How much crypto can you sell before paying tax? ›

Long-term rates if you sold crypto in 2023 (taxes due in April 2024)
Tax rateSingleMarried filing jointly
0%$0 to $44,625$0 to $89,250
15%$44,626 to $492,300$89,251 to $553,850
20%$492,301 or more$553,851 or more
Short-term capital gains are taxed as ordinary income according to federal income tax brackets.

How do day traders avoid wash sales? ›

To avoid this unpleasant situation, close the open position that has a large wash sale loss attached to it and do not trade this stock again for 31 days. Avoid trading the same security in your taxable and non-taxable IRA accounts.

What happens if you don't report wash sales? ›

However it happens, when you sell an investment at a loss, it's important to avoid replacing it with a "substantially identical" investment 30 days before or 30 days after the sale date. It's called the wash-sale rule and running afoul of it can lead to an unexpected tax bill.

Can a wash sale be reversed? ›

You can either buy something else that is not substantially identical or wait beyond the 30-day window to repurchase the shares. (You still have a wash-sale on the original sale and repurchase. You realize the loss on the subsequent sale.)

What will crypto look like in 2024? ›

Bitcoin outperformed all major asset classes in 2023, rising 128% while the S&P 500 returned 21%, gold returned 12%, and bonds returned 2%. 2 We expect that trend to continue in 2024, with bitcoin trading above $80,000 and setting a new all-time high. There are two major catalysts that will help get us there.

What will crypto market value be in 2024? ›

The cryptocurrency market is forecasted to reach $6.6 billion in 2024, with an estimated annual growth rate of -2.44%, leading to a projected total of $6.4 billion by 2025.

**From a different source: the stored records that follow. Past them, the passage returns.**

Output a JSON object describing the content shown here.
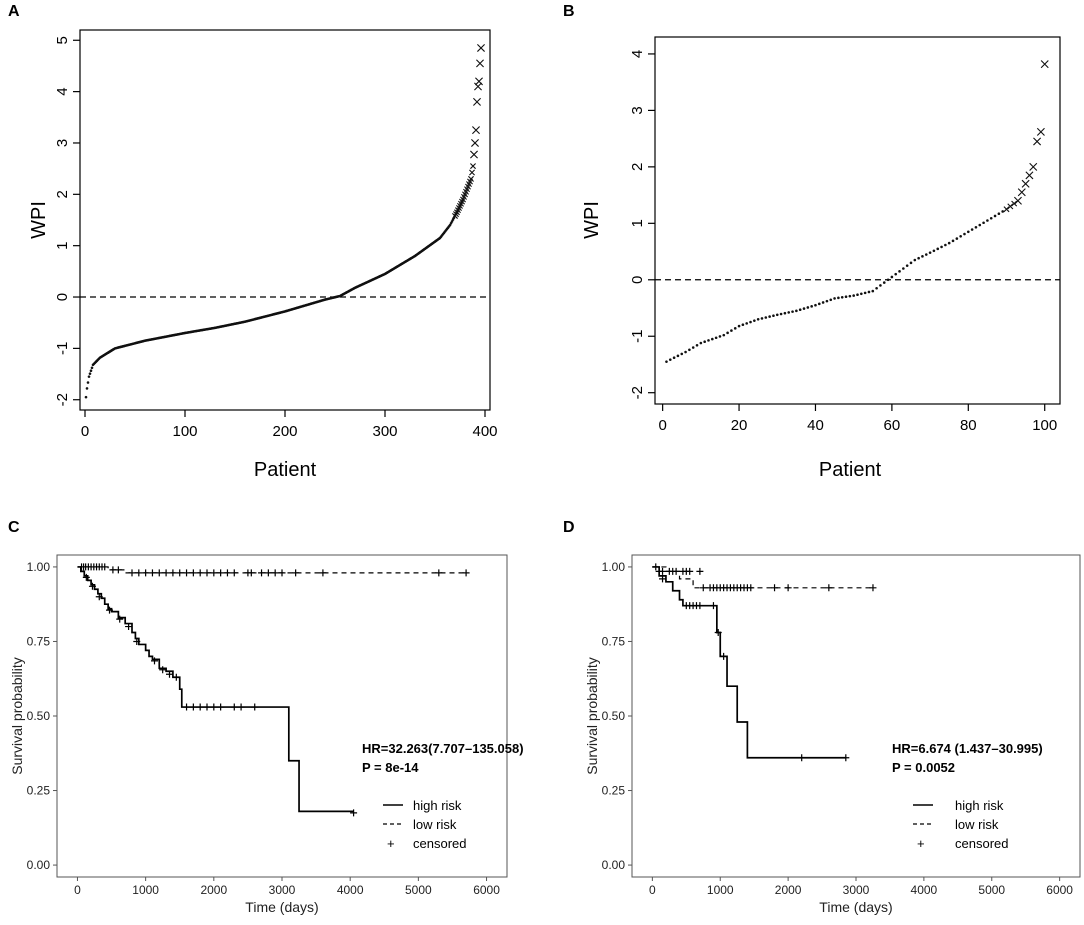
{
  "chart_data": [
    {
      "panel": "A",
      "type": "scatter",
      "xlabel": "Patient",
      "ylabel": "WPI",
      "xlim": [
        -5,
        405
      ],
      "ylim": [
        -2.2,
        5.2
      ],
      "xticks": [
        0,
        100,
        200,
        300,
        400
      ],
      "yticks": [
        -2,
        -1,
        0,
        1,
        2,
        3,
        4,
        5
      ],
      "reference_line": {
        "y": 0,
        "style": "dashed"
      },
      "n_points": 396,
      "curve_knots": {
        "x": [
          1,
          2,
          4,
          8,
          15,
          30,
          60,
          100,
          130,
          160,
          200,
          240,
          255,
          270,
          300,
          330,
          355,
          365,
          372,
          378,
          383,
          386,
          388,
          390,
          391,
          392,
          393,
          394,
          395,
          396
        ],
        "y": [
          -1.95,
          -1.78,
          -1.55,
          -1.32,
          -1.18,
          -1.0,
          -0.85,
          -0.7,
          -0.6,
          -0.48,
          -0.28,
          -0.05,
          0.02,
          0.18,
          0.45,
          0.8,
          1.15,
          1.4,
          1.65,
          1.9,
          2.15,
          2.3,
          2.55,
          3.0,
          3.25,
          3.8,
          4.1,
          4.2,
          4.55,
          4.85
        ]
      },
      "marker_change_index": 370
    },
    {
      "panel": "B",
      "type": "scatter",
      "xlabel": "Patient",
      "ylabel": "WPI",
      "xlim": [
        -2,
        104
      ],
      "ylim": [
        -2.2,
        4.3
      ],
      "xticks": [
        0,
        20,
        40,
        60,
        80,
        100
      ],
      "yticks": [
        -2,
        -1,
        0,
        1,
        2,
        3,
        4
      ],
      "reference_line": {
        "y": 0,
        "style": "dashed"
      },
      "n_points": 100,
      "curve_knots": {
        "x": [
          1,
          3,
          6,
          10,
          16,
          20,
          25,
          30,
          35,
          40,
          45,
          50,
          55,
          58,
          60,
          63,
          66,
          70,
          75,
          80,
          85,
          90,
          93,
          95,
          97,
          98,
          99,
          100
        ],
        "y": [
          -1.45,
          -1.38,
          -1.28,
          -1.12,
          -0.98,
          -0.82,
          -0.7,
          -0.62,
          -0.55,
          -0.45,
          -0.33,
          -0.28,
          -0.2,
          -0.05,
          0.05,
          0.2,
          0.35,
          0.48,
          0.65,
          0.85,
          1.05,
          1.25,
          1.4,
          1.7,
          2.0,
          2.45,
          2.62,
          3.82
        ]
      },
      "marker_change_index": 90
    },
    {
      "panel": "C",
      "type": "line",
      "subtype": "kaplan-meier",
      "xlabel": "Time (days)",
      "ylabel": "Survival probability",
      "xlim": [
        -300,
        6300
      ],
      "ylim": [
        -0.04,
        1.04
      ],
      "xticks": [
        0,
        1000,
        2000,
        3000,
        4000,
        5000,
        6000
      ],
      "yticks": [
        "0.00",
        "0.25",
        "0.50",
        "0.75",
        "1.00"
      ],
      "annotation": {
        "hr": "HR=32.263(7.707–135.058)",
        "p": "P = 8e-14"
      },
      "legend": {
        "high": "high risk",
        "low": "low risk",
        "censored": "censored"
      },
      "series": [
        {
          "name": "high risk",
          "style": "solid",
          "steps": [
            [
              0,
              1.0
            ],
            [
              50,
              0.985
            ],
            [
              100,
              0.97
            ],
            [
              150,
              0.955
            ],
            [
              200,
              0.94
            ],
            [
              250,
              0.925
            ],
            [
              300,
              0.91
            ],
            [
              350,
              0.895
            ],
            [
              400,
              0.875
            ],
            [
              450,
              0.86
            ],
            [
              500,
              0.85
            ],
            [
              600,
              0.83
            ],
            [
              700,
              0.81
            ],
            [
              800,
              0.78
            ],
            [
              850,
              0.76
            ],
            [
              900,
              0.74
            ],
            [
              1000,
              0.72
            ],
            [
              1050,
              0.7
            ],
            [
              1100,
              0.69
            ],
            [
              1200,
              0.66
            ],
            [
              1300,
              0.65
            ],
            [
              1400,
              0.63
            ],
            [
              1500,
              0.59
            ],
            [
              1530,
              0.53
            ],
            [
              3100,
              0.35
            ],
            [
              3250,
              0.18
            ],
            [
              4050,
              0.18
            ]
          ],
          "censored": [
            [
              130,
              0.965
            ],
            [
              220,
              0.935
            ],
            [
              320,
              0.9
            ],
            [
              470,
              0.855
            ],
            [
              620,
              0.825
            ],
            [
              750,
              0.8
            ],
            [
              870,
              0.75
            ],
            [
              1130,
              0.685
            ],
            [
              1250,
              0.655
            ],
            [
              1350,
              0.64
            ],
            [
              1450,
              0.63
            ],
            [
              1600,
              0.53
            ],
            [
              1700,
              0.53
            ],
            [
              1800,
              0.53
            ],
            [
              1900,
              0.53
            ],
            [
              2000,
              0.53
            ],
            [
              2100,
              0.53
            ],
            [
              2300,
              0.53
            ],
            [
              2400,
              0.53
            ],
            [
              2600,
              0.53
            ],
            [
              4050,
              0.175
            ]
          ]
        },
        {
          "name": "low risk",
          "style": "dashed",
          "steps": [
            [
              0,
              1.0
            ],
            [
              450,
              0.99
            ],
            [
              700,
              0.98
            ],
            [
              5700,
              0.98
            ]
          ],
          "censored": [
            [
              60,
              1.0
            ],
            [
              90,
              1.0
            ],
            [
              120,
              1.0
            ],
            [
              160,
              1.0
            ],
            [
              200,
              1.0
            ],
            [
              240,
              1.0
            ],
            [
              280,
              1.0
            ],
            [
              320,
              1.0
            ],
            [
              360,
              1.0
            ],
            [
              400,
              1.0
            ],
            [
              520,
              0.99
            ],
            [
              600,
              0.99
            ],
            [
              800,
              0.98
            ],
            [
              900,
              0.98
            ],
            [
              1000,
              0.98
            ],
            [
              1100,
              0.98
            ],
            [
              1200,
              0.98
            ],
            [
              1300,
              0.98
            ],
            [
              1400,
              0.98
            ],
            [
              1500,
              0.98
            ],
            [
              1600,
              0.98
            ],
            [
              1700,
              0.98
            ],
            [
              1800,
              0.98
            ],
            [
              1900,
              0.98
            ],
            [
              2000,
              0.98
            ],
            [
              2100,
              0.98
            ],
            [
              2200,
              0.98
            ],
            [
              2300,
              0.98
            ],
            [
              2500,
              0.98
            ],
            [
              2550,
              0.98
            ],
            [
              2700,
              0.98
            ],
            [
              2800,
              0.98
            ],
            [
              2900,
              0.98
            ],
            [
              3000,
              0.98
            ],
            [
              3200,
              0.98
            ],
            [
              3600,
              0.98
            ],
            [
              5300,
              0.98
            ],
            [
              5700,
              0.98
            ]
          ]
        }
      ]
    },
    {
      "panel": "D",
      "type": "line",
      "subtype": "kaplan-meier",
      "xlabel": "Time (days)",
      "ylabel": "Survival probability",
      "xlim": [
        -300,
        6300
      ],
      "ylim": [
        -0.04,
        1.04
      ],
      "xticks": [
        0,
        1000,
        2000,
        3000,
        4000,
        5000,
        6000
      ],
      "yticks": [
        "0.00",
        "0.25",
        "0.50",
        "0.75",
        "1.00"
      ],
      "annotation": {
        "hr": "HR=6.674 (1.437–30.995)",
        "p": "P = 0.0052"
      },
      "legend": {
        "high": "high risk",
        "low": "low risk",
        "censored": "censored"
      },
      "series": [
        {
          "name": "high risk",
          "style": "solid",
          "steps": [
            [
              0,
              1.0
            ],
            [
              100,
              0.97
            ],
            [
              200,
              0.95
            ],
            [
              300,
              0.92
            ],
            [
              400,
              0.89
            ],
            [
              450,
              0.87
            ],
            [
              950,
              0.78
            ],
            [
              1000,
              0.7
            ],
            [
              1100,
              0.6
            ],
            [
              1250,
              0.48
            ],
            [
              1400,
              0.36
            ],
            [
              2850,
              0.36
            ]
          ],
          "censored": [
            [
              150,
              0.96
            ],
            [
              500,
              0.87
            ],
            [
              550,
              0.87
            ],
            [
              600,
              0.87
            ],
            [
              650,
              0.87
            ],
            [
              700,
              0.87
            ],
            [
              900,
              0.87
            ],
            [
              970,
              0.78
            ],
            [
              1050,
              0.7
            ],
            [
              2200,
              0.36
            ],
            [
              2850,
              0.36
            ]
          ]
        },
        {
          "name": "low risk",
          "style": "dashed",
          "steps": [
            [
              0,
              1.0
            ],
            [
              200,
              0.985
            ],
            [
              400,
              0.96
            ],
            [
              600,
              0.93
            ],
            [
              3250,
              0.93
            ]
          ],
          "censored": [
            [
              50,
              1.0
            ],
            [
              100,
              0.985
            ],
            [
              150,
              0.985
            ],
            [
              250,
              0.985
            ],
            [
              300,
              0.985
            ],
            [
              350,
              0.985
            ],
            [
              450,
              0.985
            ],
            [
              500,
              0.985
            ],
            [
              550,
              0.985
            ],
            [
              700,
              0.985
            ],
            [
              750,
              0.93
            ],
            [
              850,
              0.93
            ],
            [
              900,
              0.93
            ],
            [
              950,
              0.93
            ],
            [
              1000,
              0.93
            ],
            [
              1050,
              0.93
            ],
            [
              1100,
              0.93
            ],
            [
              1150,
              0.93
            ],
            [
              1200,
              0.93
            ],
            [
              1250,
              0.93
            ],
            [
              1300,
              0.93
            ],
            [
              1350,
              0.93
            ],
            [
              1400,
              0.93
            ],
            [
              1450,
              0.93
            ],
            [
              1800,
              0.93
            ],
            [
              2000,
              0.93
            ],
            [
              2600,
              0.93
            ],
            [
              3250,
              0.93
            ]
          ]
        }
      ]
    }
  ]
}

Does wash sale apply to future? ›

The wash sale rules can apply to a contract or option to acquire or sell stock or securities even though the option or contract is, or could be, settled in cash or property other than the stock or securities (IRC § 1091(f)).

What is the crypto regulation 2025? ›

The final rule for the more commonly used brokers begins with transactions on Jan. 1, 2025, leaving crypto taxpayers with another filing year in which they're on their own to figure out their 2024 returns in the interim, though crypto firms have already been moving to adapt.